Convert polar equation to rectangular when there is a floating constant.

Question

I know how to convert a polar equation to a rectangular equation when it's in a form such as $$r=3\cos{\theta}$$ In that case, I would multiply both sides by $r$ to get $$r^2=3r\cos{\theta}$$ and then substitute to get $$x^2+y^2=3x$$ But what about when there's a floating constant, such as $$r=3-3\cos{\theta}$$ If I try to use the same method, I get $$r^2=3r-3r\cos{\theta}$$ and substitute to get $$x^2+y^2=\pm3\sqrt{x^2+y^2}-3x$$ Would that be correct?

Answer 1

Yes, you are correct, except for a possible simplification. You can drop the negative version since $$x^2+y^2=-3\sqrt{x^2+y^2}-3x$$ $$x^2+y^2=-3(\sqrt{x^2+y^2}+x)$$ The left side is always nonnegative.

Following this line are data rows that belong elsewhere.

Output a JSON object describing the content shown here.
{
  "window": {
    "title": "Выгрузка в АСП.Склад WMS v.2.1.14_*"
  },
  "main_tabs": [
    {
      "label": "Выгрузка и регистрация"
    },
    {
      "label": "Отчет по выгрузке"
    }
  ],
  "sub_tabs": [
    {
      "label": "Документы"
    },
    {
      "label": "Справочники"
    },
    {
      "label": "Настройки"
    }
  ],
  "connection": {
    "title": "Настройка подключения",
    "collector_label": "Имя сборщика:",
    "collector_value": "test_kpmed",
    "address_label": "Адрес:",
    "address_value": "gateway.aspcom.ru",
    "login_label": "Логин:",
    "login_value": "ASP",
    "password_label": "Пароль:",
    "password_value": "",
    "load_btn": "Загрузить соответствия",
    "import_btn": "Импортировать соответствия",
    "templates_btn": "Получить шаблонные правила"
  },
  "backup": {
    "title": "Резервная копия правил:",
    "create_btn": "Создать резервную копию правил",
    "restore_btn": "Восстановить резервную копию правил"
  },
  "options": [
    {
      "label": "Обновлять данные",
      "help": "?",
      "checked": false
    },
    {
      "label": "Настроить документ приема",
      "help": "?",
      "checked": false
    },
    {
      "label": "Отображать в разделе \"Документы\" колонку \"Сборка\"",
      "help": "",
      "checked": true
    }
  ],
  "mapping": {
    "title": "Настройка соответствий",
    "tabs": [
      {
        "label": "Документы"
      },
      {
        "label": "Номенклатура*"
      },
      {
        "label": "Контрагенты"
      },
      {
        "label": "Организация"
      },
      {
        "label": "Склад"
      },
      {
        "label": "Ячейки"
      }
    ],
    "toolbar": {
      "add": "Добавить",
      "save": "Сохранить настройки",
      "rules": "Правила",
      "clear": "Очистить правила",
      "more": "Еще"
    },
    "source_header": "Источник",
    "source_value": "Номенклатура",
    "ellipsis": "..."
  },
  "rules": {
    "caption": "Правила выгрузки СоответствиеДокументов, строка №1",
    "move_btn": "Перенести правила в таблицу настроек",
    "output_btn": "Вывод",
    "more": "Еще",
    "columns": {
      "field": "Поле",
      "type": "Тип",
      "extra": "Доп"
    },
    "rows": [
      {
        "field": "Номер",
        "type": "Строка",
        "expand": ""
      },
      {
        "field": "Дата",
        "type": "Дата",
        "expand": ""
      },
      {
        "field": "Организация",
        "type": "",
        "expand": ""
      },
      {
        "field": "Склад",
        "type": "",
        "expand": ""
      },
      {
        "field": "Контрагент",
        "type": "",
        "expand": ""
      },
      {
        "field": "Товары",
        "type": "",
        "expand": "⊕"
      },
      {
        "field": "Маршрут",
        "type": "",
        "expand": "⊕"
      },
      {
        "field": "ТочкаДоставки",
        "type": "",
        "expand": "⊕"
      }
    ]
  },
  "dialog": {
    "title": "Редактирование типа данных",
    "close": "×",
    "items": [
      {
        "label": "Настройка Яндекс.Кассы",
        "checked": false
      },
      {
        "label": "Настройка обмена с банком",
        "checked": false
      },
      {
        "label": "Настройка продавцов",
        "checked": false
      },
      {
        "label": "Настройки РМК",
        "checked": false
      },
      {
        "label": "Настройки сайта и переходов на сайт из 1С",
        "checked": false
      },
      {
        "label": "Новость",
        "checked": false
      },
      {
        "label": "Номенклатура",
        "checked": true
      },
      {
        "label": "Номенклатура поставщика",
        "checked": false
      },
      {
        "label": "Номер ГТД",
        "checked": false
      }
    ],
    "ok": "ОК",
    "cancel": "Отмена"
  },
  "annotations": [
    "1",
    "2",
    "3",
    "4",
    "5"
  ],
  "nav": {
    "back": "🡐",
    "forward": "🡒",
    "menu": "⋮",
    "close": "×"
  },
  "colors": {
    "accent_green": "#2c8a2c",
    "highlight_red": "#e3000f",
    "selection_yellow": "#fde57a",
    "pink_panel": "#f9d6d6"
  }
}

The right side will be negative unless two conditions are met.

1. $x\le0$

2. $|x|\ge\sqrt{x^2+y^2}$

And since $|x|=\sqrt{x^2}$ and $y^2\ge0$, the second condition can only be true if $y=0$. This yields the solution point $(0,0)$, but the positive version already gives that solution point. This makes the final answer: $$x^2+y^2=3\sqrt{x^2+y^2}-3x$$

The other option to get rid of the $\pm$ is to move the $3x$ to the left and then square both sides of the equation, giving: $$(x^2+y^2+3x)^2=9(x^2+y^2)$$

Answer 2

I believe you have worked enough without the floating constant. Trick here is to rope in $r$ by multiplication.

$$r=3-3\cos{\theta};~ r=1+2\sin{\theta}$$

$$r^2=3r-3r\cos{\theta};~ r^2=r+2 r\sin{\theta}$$

$$x^2+y^2=3\sqrt{x^2+y^2}-3 x ;~ x^2+y^2=\sqrt{x^2+y^2}+2 y ;$$ and so on..